The accumulator will be set at program start.


### Language features hrac

- Directives:
Directives start with a semicolon (`;`) and are hints for the compiler. hras supports the following directives:
- `;n=`
Minimum value for N. N will be calculated automatically. (Optional)
- `;heap=`
Minimum number of additional unused bytes to be included.
- Symbols:
Symbols are placeholders for memory addresses. They can be used within commands. The memory address for each symbol will be calculated automatically.
- Symbols can be defined by writing just the symbol name:
```A```
- Arrays of symbols can be defined:
```A[10]```
- Symbols can be defined using other symbols:
```B A```
- Symbols can be used within commands:
```NAR A```
- When using symbols, a address offset can be used:
`NAR A[4]`
`B A[4]`
- There are built-in symbols.
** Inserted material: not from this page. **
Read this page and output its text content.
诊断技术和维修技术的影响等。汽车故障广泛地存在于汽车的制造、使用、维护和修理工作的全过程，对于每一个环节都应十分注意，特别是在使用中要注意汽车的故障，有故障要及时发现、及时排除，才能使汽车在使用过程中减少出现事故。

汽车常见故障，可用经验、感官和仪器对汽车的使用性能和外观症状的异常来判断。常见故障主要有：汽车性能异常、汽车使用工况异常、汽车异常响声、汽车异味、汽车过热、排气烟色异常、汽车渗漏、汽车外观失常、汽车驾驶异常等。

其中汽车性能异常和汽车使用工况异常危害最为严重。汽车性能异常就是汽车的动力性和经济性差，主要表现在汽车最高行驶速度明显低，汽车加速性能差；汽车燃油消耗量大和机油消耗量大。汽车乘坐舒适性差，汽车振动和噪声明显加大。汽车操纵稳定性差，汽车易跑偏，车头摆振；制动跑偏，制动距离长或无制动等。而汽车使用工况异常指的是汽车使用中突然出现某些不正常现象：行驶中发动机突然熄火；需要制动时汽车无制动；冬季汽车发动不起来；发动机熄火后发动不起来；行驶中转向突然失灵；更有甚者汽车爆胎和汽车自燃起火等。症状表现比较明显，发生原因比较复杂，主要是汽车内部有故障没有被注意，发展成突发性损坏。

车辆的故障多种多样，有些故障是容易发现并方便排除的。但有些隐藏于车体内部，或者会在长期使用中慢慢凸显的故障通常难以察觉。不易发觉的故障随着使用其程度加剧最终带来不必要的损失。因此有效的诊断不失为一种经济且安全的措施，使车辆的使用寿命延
For these see the table 'basic memory layout'.
- Commands
- Available commands are `NAW` and `NAR`. Both can only be used with symbols, using memory addresses directly is not supported with hrac.
- The first command `NAW ADR_EVAL` to clear the ADR_EVAL bit is added automatically.

The accumulator will be set at program start.

### SOM simplified (.hrb)

### SOM language (.hrc)

## How to build

Needs Maven and Java (>=11).

`mvn clean install`
or
`mvn clean install -DskipTests` to build without tests (might be needed when running maven through eclipse).

The finished exececutable jar file is in the ```target``` subfolder (som-java-\-shaded.jar). Theres also another jar file without the ```-shaded```, but that one is not executable.